At 700 pages in length, “Handguns of the World” focuses on automatic pistols from their first appearance in the 1890s until the end of World War Two (you will not find post-war designs here). It includes chapters on each country in the world involved in handgun development, including the US, Germany, Austria, Belgium, Spain, Italy, Finland, Japan, France, the UK, Czechoslovakia, and the Soviet Union. Whether you want to know about the Luger or 1911 or the Hino-Komuro or Sosso, it’s all in here. The early chapter on military revolvers provides a very good backdrop for the semiauto development, and also includes a very cool chart of such guns categorized by lockwork type – something rarely covered by other authors.
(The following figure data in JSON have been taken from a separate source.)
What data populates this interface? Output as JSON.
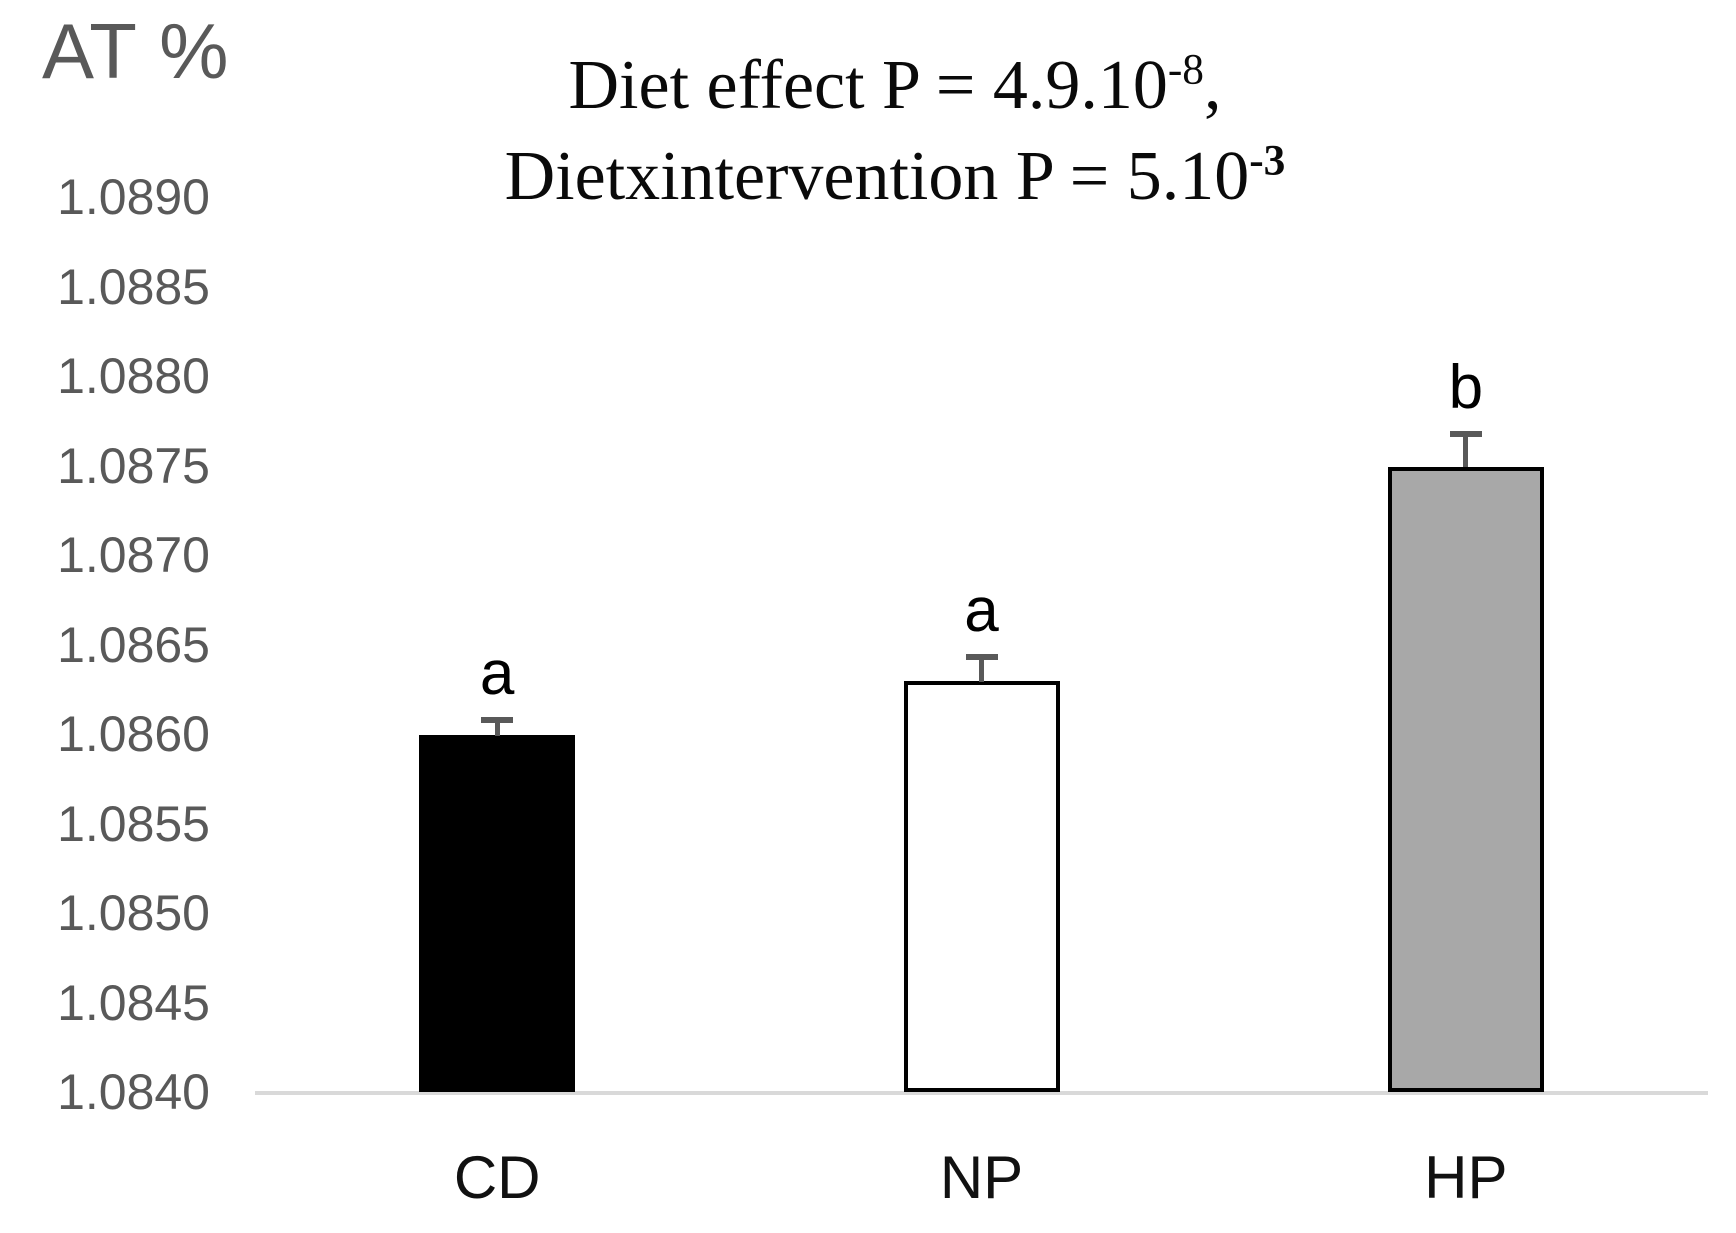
{
  "figure": {
    "y_axis_unit_label": "AT %"
  },
  "title": {
    "line1_main": "Diet effect P = 4.9.10",
    "line1_sup": "-8",
    "line1_tail": ",",
    "line2_main": "Dietxintervention P = 5.10",
    "line2_sup": "-3"
  },
  "chart_data": {
    "type": "bar",
    "title": "Diet effect P = 4.9.10^-8, Dietxintervention P = 5.10^-3",
    "ylabel": "AT %",
    "xlabel": "",
    "categories": [
      "CD",
      "NP",
      "HP"
    ],
    "values": [
      1.086,
      1.0863,
      1.0875
    ],
    "errors_plus": [
      0.0001,
      0.00015,
      0.0002
    ],
    "significance_letters": [
      "a",
      "a",
      "b"
    ],
    "bar_fill_colors": [
      "#000000",
      "#ffffff",
      "#a8a8a8"
    ],
    "bar_border_color": "#000000",
    "error_bar_color": "#595959",
    "axis_line_color": "#d9d9d9",
    "tick_label_color": "#595959",
    "x_label_color": "#111111",
    "ylim": [
      1.084,
      1.089
    ],
    "ytick_step": 0.0005,
    "ytick_labels": [
      "1.0890",
      "1.0885",
      "1.0880",
      "1.0875",
      "1.0870",
      "1.0865",
      "1.0860",
      "1.0855",
      "1.0850",
      "1.0845",
      "1.0840"
    ],
    "grid": false,
    "legend": false
  }
}
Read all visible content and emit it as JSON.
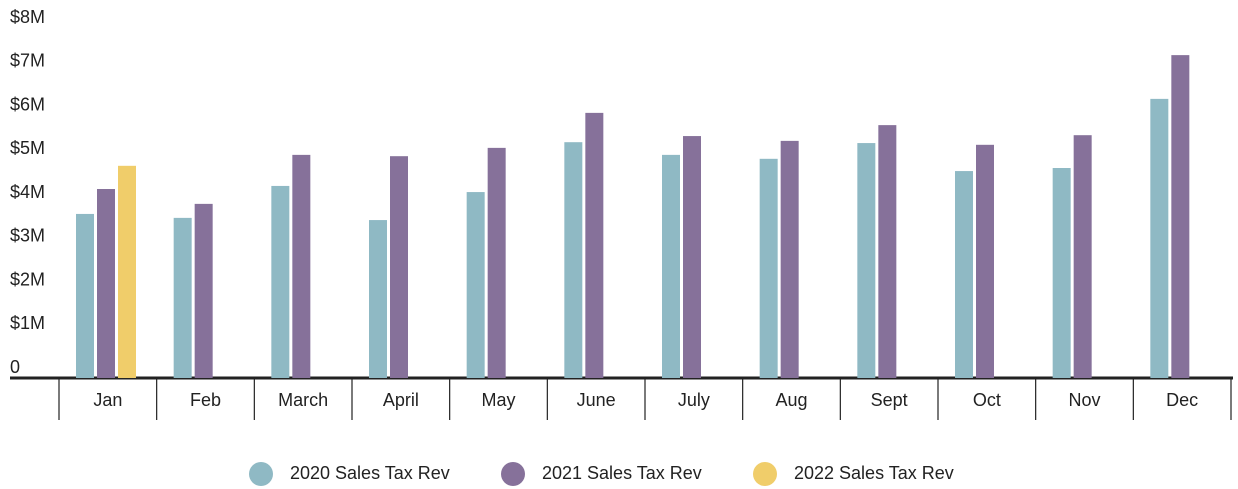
{
  "chart_data": {
    "type": "bar",
    "categories": [
      "Jan",
      "Feb",
      "March",
      "April",
      "May",
      "June",
      "July",
      "Aug",
      "Sept",
      "Oct",
      "Nov",
      "Dec"
    ],
    "series": [
      {
        "name": "2020 Sales Tax Rev",
        "color": "#8fb9c4",
        "values": [
          3.75,
          3.66,
          4.39,
          3.61,
          4.25,
          5.39,
          5.1,
          5.01,
          5.37,
          4.73,
          4.8,
          6.38
        ]
      },
      {
        "name": "2021 Sales Tax Rev",
        "color": "#86719a",
        "values": [
          4.32,
          3.98,
          5.1,
          5.07,
          5.26,
          6.06,
          5.53,
          5.42,
          5.78,
          5.33,
          5.55,
          7.38
        ]
      },
      {
        "name": "2022 Sales Tax Rev",
        "color": "#f0cd6a",
        "values": [
          4.85,
          null,
          null,
          null,
          null,
          null,
          null,
          null,
          null,
          null,
          null,
          null
        ]
      }
    ],
    "ylim": [
      0,
      8
    ],
    "yticks": [
      0,
      {
        "value": 1,
        "label": "$1M"
      },
      {
        "value": 2,
        "label": "$2M"
      },
      {
        "value": 3,
        "label": "$3M"
      },
      {
        "value": 4,
        "label": "$4M"
      },
      {
        "value": 5,
        "label": "$5M"
      },
      {
        "value": 6,
        "label": "$6M"
      },
      {
        "value": 7,
        "label": "$7M"
      },
      {
        "value": 8,
        "label": "$8M"
      }
    ],
    "grid": false
  }
}
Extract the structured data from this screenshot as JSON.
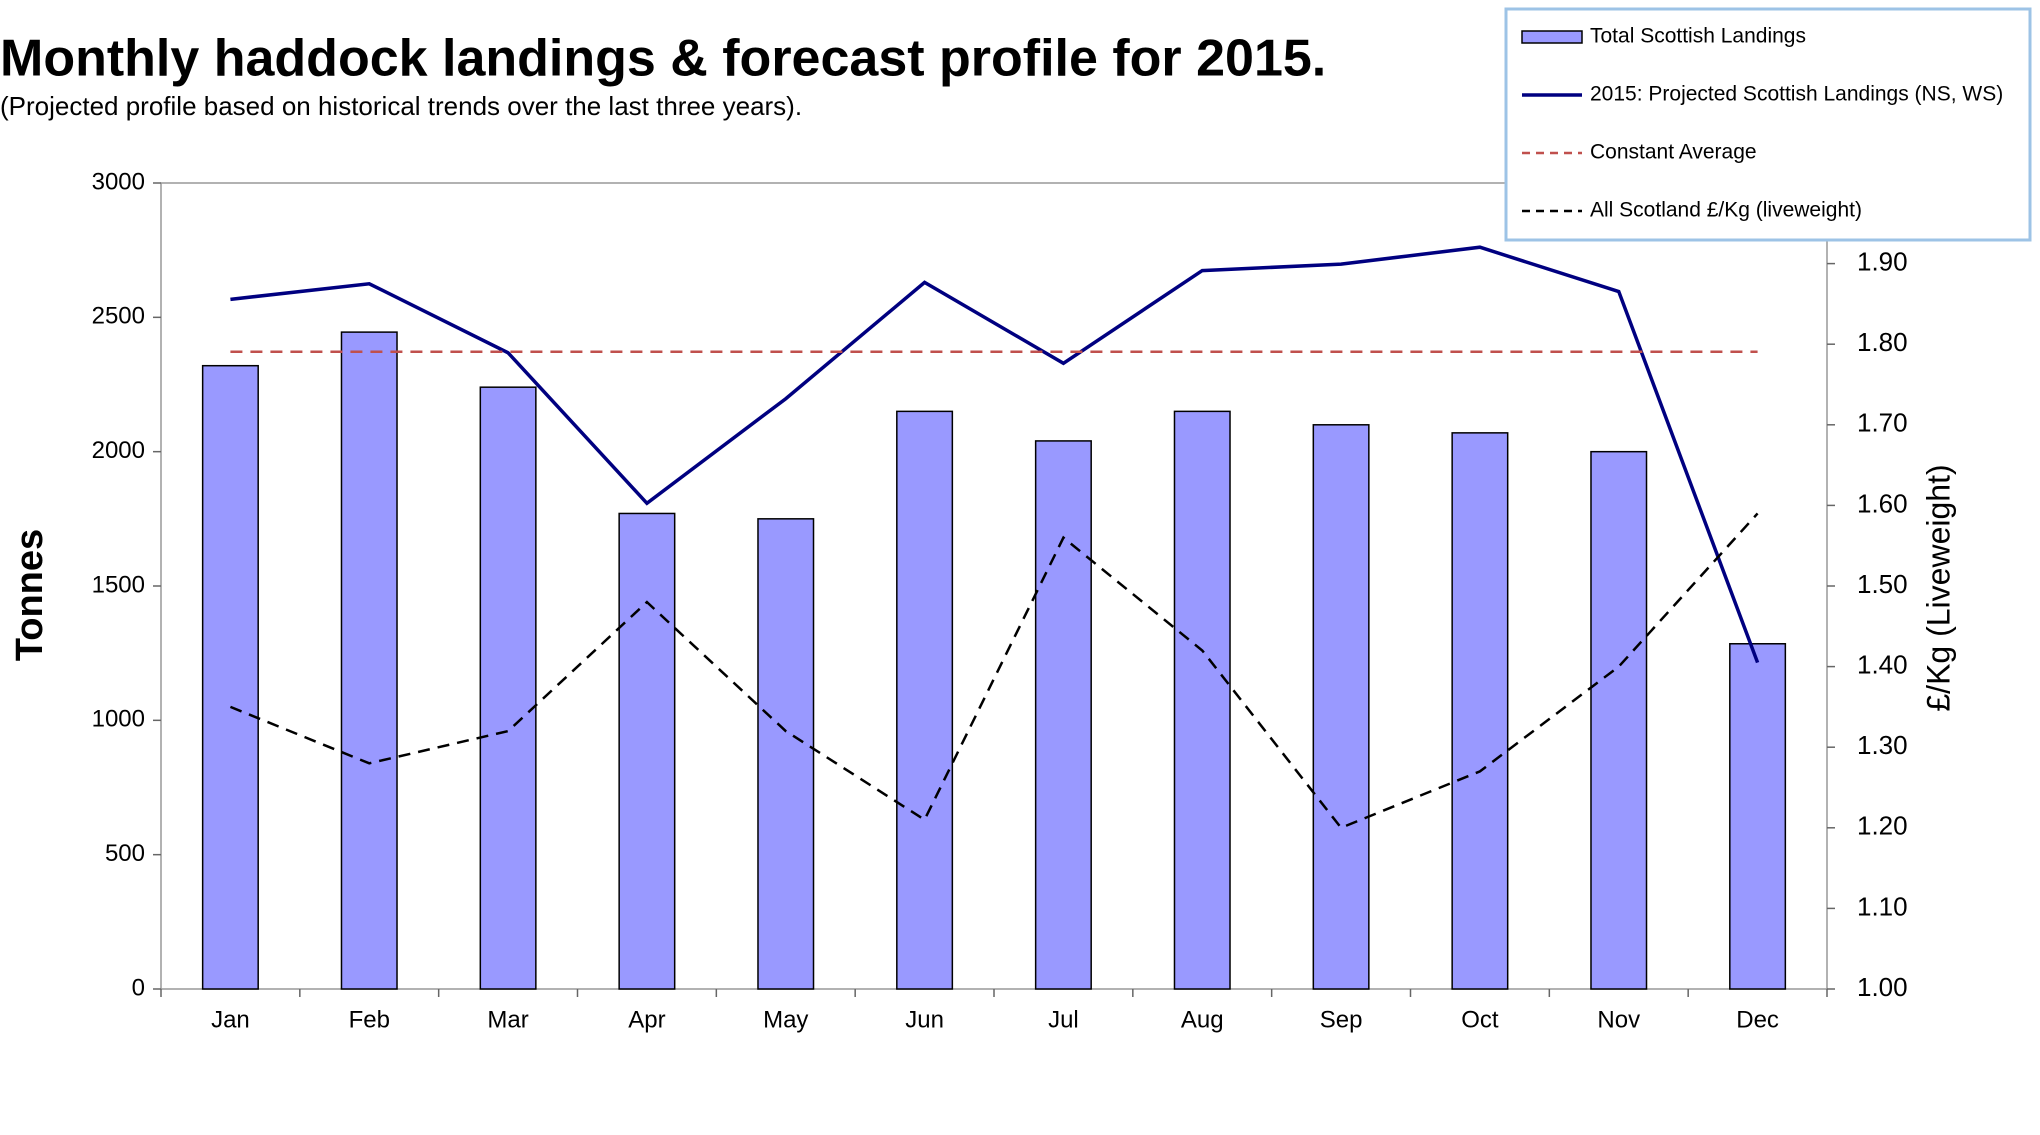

The two negatives I would express about the book are its photography and its scope, if I can be so demanding. The illustrations are all black and white, and some are pretty dark. It would be nice to see a full-solor glossy edition, although such a thing is clearly not going to happen. It would also be nice to have the scope of the book extend past 1945, to cover more recent developments, like SIG and Beretta lines among others. That said, asking for such things is truly the definition of looking a gift horse in the mouth, when you consider what this book does contain, and for what price.
I would strongly recommend Ezell’s “Handguns of the World” for both the advanced collector and the complete novice. Both of them will get a lot out of it.